The great Roger Angell, as ever, already said it best, but this has not stopped his acolytes—among which I count myself, indulgently—from trying and failing to say it all again still. That feeling, that feeling, that buoyant and invaluable, slippery feeling of communal euphoria, intimate and shared, leaves one little choice. In lieu of further attempts today, and “baseball names” being a special interest of mine, I’ll leave you with this list of names that make me say, “Thank god that person is good at baseball!” Bubba Chandler (Pirates), Jac Caglianone (Royals), Adley Rutschman (Orioles), Masyn Winn (Cardinals), Janson Junk (Marlins), Kody Funderburk (Twins), Ty Adcock (Mets), Brennan Bernadino (Red Sox), Vinnie Pasquantino (Royals), JJ Bleday (Athletics), Jackson Merrill (Padres), Drew Smyly (Cubs), Rowdy Tellez (Mariners), Joey Loperfido (Blue Jays), Colt Keith (Tigers), A.J. Puk (Diamondbacks), Bo Naylor (Guardians), Freddie Freeman (Dodgers), Bryson Stott (Phillies), Hayden Birdsong (Giants), and the Spencers Strider and Schwellenbach (Braves). Happy baseball season!!!!!!!!!!!!!!!!!
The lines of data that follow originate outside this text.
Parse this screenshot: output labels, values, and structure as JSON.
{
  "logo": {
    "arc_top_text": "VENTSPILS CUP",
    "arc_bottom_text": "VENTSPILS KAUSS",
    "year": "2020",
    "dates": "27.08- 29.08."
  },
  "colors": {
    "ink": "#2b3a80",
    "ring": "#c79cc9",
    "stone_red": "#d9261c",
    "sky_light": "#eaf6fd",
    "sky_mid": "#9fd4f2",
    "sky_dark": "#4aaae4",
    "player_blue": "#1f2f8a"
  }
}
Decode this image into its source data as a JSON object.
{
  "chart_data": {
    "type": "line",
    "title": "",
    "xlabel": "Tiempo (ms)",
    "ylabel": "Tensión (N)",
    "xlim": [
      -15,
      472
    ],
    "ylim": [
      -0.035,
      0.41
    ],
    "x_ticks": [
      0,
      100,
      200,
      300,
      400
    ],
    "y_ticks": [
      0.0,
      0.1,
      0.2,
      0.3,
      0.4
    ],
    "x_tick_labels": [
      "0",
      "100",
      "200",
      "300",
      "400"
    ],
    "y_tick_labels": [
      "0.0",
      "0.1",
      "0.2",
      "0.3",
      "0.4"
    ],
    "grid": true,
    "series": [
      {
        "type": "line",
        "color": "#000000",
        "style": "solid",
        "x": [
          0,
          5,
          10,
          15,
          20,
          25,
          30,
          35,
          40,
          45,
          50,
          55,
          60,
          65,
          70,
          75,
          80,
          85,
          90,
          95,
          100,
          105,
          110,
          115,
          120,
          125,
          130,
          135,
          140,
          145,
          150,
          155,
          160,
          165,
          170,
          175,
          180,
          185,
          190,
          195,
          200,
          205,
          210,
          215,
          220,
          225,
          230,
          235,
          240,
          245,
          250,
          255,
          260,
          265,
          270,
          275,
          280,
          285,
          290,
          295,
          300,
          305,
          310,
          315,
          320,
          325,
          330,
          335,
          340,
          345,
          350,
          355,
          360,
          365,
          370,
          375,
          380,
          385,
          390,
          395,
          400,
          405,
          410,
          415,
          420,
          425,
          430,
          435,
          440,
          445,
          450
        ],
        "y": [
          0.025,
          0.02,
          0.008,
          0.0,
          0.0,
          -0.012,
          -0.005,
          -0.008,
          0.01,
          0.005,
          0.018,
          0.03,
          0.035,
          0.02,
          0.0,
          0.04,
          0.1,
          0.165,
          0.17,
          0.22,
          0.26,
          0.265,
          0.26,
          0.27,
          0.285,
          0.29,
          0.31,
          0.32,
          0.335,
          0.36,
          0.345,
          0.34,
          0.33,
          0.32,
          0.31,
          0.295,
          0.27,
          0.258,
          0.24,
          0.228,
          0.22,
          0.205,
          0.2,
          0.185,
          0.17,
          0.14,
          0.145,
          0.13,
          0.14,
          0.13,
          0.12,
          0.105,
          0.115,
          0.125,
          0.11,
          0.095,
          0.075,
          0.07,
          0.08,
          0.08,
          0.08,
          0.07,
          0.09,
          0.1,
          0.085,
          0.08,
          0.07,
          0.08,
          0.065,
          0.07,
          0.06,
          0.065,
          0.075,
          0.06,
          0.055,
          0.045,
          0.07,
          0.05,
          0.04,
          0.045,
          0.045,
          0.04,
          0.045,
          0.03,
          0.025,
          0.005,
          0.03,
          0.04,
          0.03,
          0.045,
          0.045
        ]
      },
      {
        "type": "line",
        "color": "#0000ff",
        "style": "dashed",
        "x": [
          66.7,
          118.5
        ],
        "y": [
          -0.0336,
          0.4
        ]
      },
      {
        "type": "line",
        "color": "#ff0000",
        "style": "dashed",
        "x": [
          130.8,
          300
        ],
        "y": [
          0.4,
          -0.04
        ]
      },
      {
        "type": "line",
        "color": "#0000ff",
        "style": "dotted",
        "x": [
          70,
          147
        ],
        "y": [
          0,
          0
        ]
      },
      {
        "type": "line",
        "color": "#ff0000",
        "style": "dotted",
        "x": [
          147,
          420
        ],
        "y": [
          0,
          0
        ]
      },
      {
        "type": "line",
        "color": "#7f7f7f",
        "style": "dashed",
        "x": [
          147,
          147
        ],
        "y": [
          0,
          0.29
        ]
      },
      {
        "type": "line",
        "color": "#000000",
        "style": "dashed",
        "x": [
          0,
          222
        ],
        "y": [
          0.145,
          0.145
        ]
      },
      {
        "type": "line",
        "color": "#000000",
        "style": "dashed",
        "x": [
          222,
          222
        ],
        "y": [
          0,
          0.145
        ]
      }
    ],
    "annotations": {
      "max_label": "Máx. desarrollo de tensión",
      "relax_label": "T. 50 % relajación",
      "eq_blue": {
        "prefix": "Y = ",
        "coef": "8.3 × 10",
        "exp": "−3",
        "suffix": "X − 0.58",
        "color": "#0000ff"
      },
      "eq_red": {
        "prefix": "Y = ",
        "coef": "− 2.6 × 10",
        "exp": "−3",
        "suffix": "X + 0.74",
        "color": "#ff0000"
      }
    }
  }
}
Baseball is it! As you described. I grew up in Poland playing football (Soccer). I came to America (the Bronx) in 1963 and my cousins took me immediately to see the Bronx Bombers playing The Twins. I remember that game like it was played last Sunday. It was watching All Stars, Mick vs Killer and learning the rules of the game.
Thanks for your emotional post. So many years ago, walking through the entrance to Connie Mack stadium with my blind grandfather to see my first mlb game, seeing the green expanse of the field and blue of the sky. Old? Yes. Polos? No. Still makes me cry.